Zugriff über Interface

Um zu zeigen, dass die Aufgabenstellung mit diesem Lösungsansatz erfüllt wird, werden nun zwei Funktionsbausteintypen ‚Cylinder_TypA‘ und ‚Cylinder_TypB‘ vom Basisfunktionsbaustein abgeleitet und entsprechend ausprogrammiert. Dabei werden beiden Funktionsbausteintypen noch weitere, teilweise unterschiedliche, Ein- und Ausgänge hinzugefügt.

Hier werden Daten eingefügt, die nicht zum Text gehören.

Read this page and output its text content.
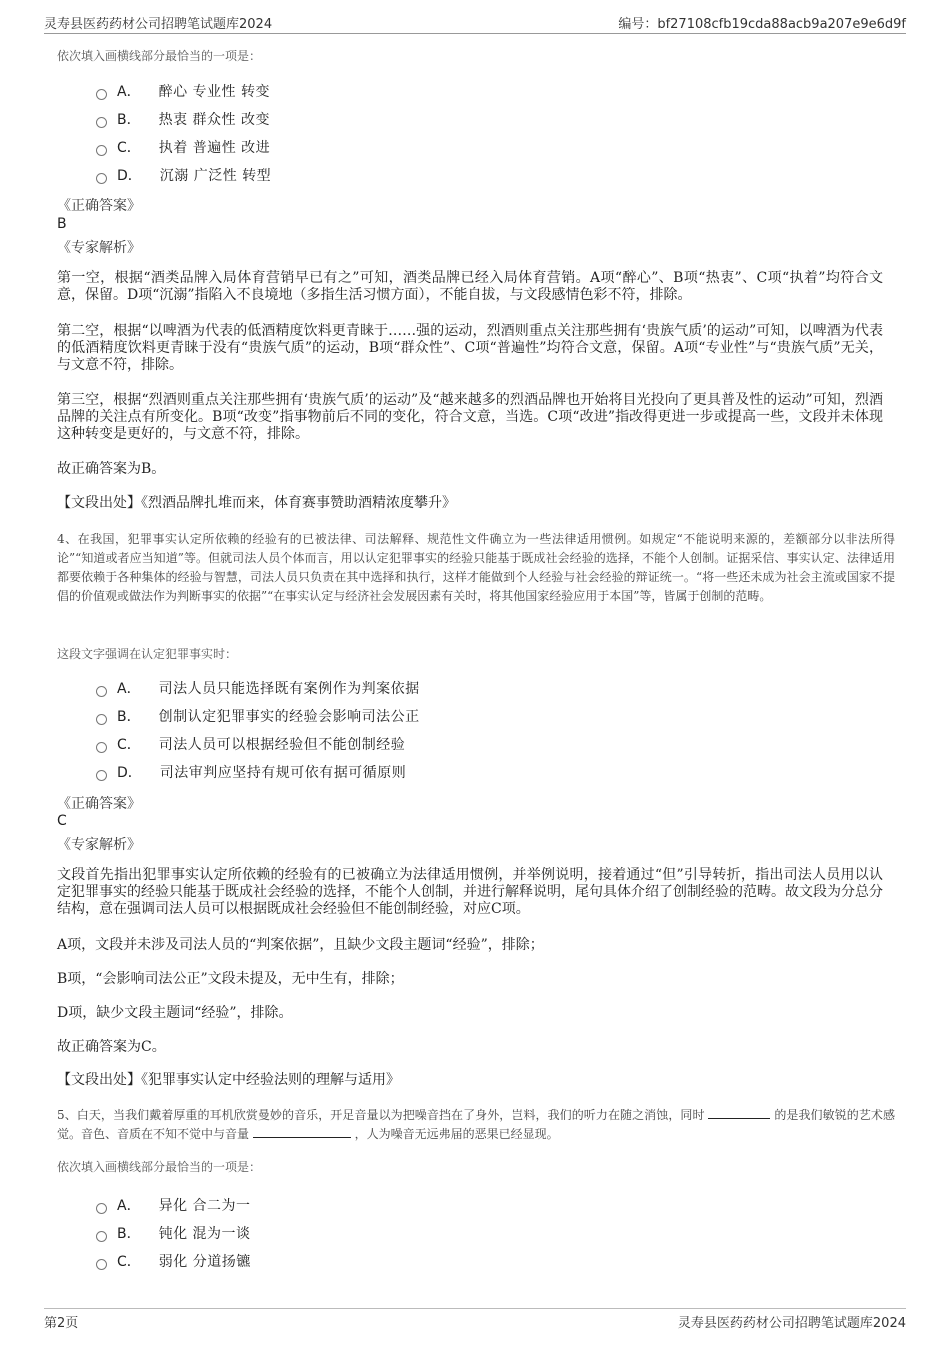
灵寿县医药药材公司招聘笔试题库2024	编号：bf27108cfb19cda88acb9a207e9e6d9f
依次填入画横线部分最恰当的一项是：
A． 醉心 专业性 转变
B． 热衷 群众性 改变
C． 执着 普遍性 改进
D． 沉溺 广泛性 转型
《正确答案》
B
《专家解析》
第一空，根据“酒类品牌入局体育营销早已有之”可知，酒类品牌已经入局体育营销。A项“醉心”、B项“热衷”、C项“执着”均符合文意，保留。D项“沉溺”指陷入不良境地（多指生活习惯方面），不能自拔，与文段感情色彩不符，排除。
第二空，根据“以啤酒为代表的低酒精度饮料更青睐于……强的运动，烈酒则重点关注那些拥有‘贵族气质’的运动”可知，以啤酒为代表的低酒精度饮料更青睐于没有“贵族气质”的运动，B项“群众性”、C项“普遍性”均符合文意，保留。A项“专业性”与“贵族气质”无关，与文意不符，排除。
第三空，根据“烈酒则重点关注那些拥有‘贵族气质’的运动”及“越来越多的烈酒品牌也开始将目光投向了更具普及性的运动”可知，烈酒品牌的关注点有所变化。B项“改变”指事物前后不同的变化，符合文意，当选。C项“改进”指改得更进一步或提高一些，文段并未体现这种转变是更好的，与文意不符，排除。
故正确答案为B。
【文段出处】《烈酒品牌扎堆而来，体育赛事赞助酒精浓度攀升》
4、在我国，犯罪事实认定所依赖的经验有的已被法律、司法解释、规范性文件确立为一些法律适用惯例。如规定“不能说明来源的，差额部分以非法所得论”“知道或者应当知道”等。但就司法人员个体而言，用以认定犯罪事实的经验只能基于既成社会经验的选择，不能个人创制。证据采信、事实认定、法律适用都要依赖于各种集体的经验与智慧，司法人员只负责在其中选择和执行，这样才能做到个人经验与社会经验的辩证统一。“将一些还未成为社会主流或国家不提倡的价值观或做法作为判断事实的依据”“在事实认定与经济社会发展因素有关时，将其他国家经验应用于本国”等，皆属于创制的范畴。
这段文字强调在认定犯罪事实时：
A． 司法人员只能选择既有案例作为判案依据
B． 创制认定犯罪事实的经验会影响司法公正
C． 司法人员可以根据经验但不能创制经验
D． 司法审判应坚持有规可依有据可循原则
《正确答案》
C
《专家解析》
文段首先指出犯罪事实认定所依赖的经验有的已被确立为法律适用惯例，并举例说明，接着通过“但”引导转折，指出司法人员用以认定犯罪事实的经验只能基于既成社会经验的选择，不能个人创制，并进行解释说明，尾句具体介绍了创制经验的范畴。故文段为分总分结构，意在强调司法人员可以根据既成社会经验但不能创制经验，对应C项。
A项，文段并未涉及司法人员的“判案依据”，且缺少文段主题词“经验”，排除；
B项，“会影响司法公正”文段未提及，无中生有，排除；
D项，缺少文段主题词“经验”，排除。
故正确答案为C。
【文段出处】《犯罪事实认定中经验法则的理解与适用》
5、白天，当我们戴着厚重的耳机欣赏曼妙的音乐，开足音量以为把噪音挡在了身外，岂料，我们的听力在随之消蚀，同时	的是我们敏锐的艺术感觉。音色、音质在不知不觉中与音量	，人为噪音无远弗届的恶果已经显现。
依次填入画横线部分最恰当的一项是：
A． 异化 合二为一
B． 钝化 混为一谈
C． 弱化 分道扬镳
第2页	灵寿县医药药材公司招聘笔试题库2024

Von beiden Typen wird im Programm ‚Main‘ jeweils eine Instanz angelegt. Da der Zugriff auf diese Funktionsbausteine über das Interface geschehen soll, wird ebenfalls ein Interface-Pointer angelegt, der auf das Interface ‚iCylinder‘ zeigt. Der eigentliche Aufruf der Zustandsmaschine erfolgt nun über den Aufruf der Methode ‚mStateMachine‘ des Interface-Pointers. Durch das Zuweisen einer Funktionsbaustein-Instanz auf den Interface-Pointer kann nun auch zur Laufzeit entschieden werden, welche Methode ‚mStateMachine‘ tatsächlich aufgerufen wird. Dies bezeichnet man als ‚Späte Bindung‘.

Eine weitere schöne Möglichkeit für die Anwendung von Interfaces ist zum Beispiel auch die Betriebsartenumschaltung von Modulen einer Anlage. Wird sichergestellt, dass alle Module einer Anlage ein Interface implementieren, das die Basisschnittstelle für die Betriebsartenumschaltung enthält, kann eine einzige Schleife über eine Struktur vom Typ dieses Interfaces ein Umschalten der Betriebsarten von allen Anlagenkomponenten herbeiführen.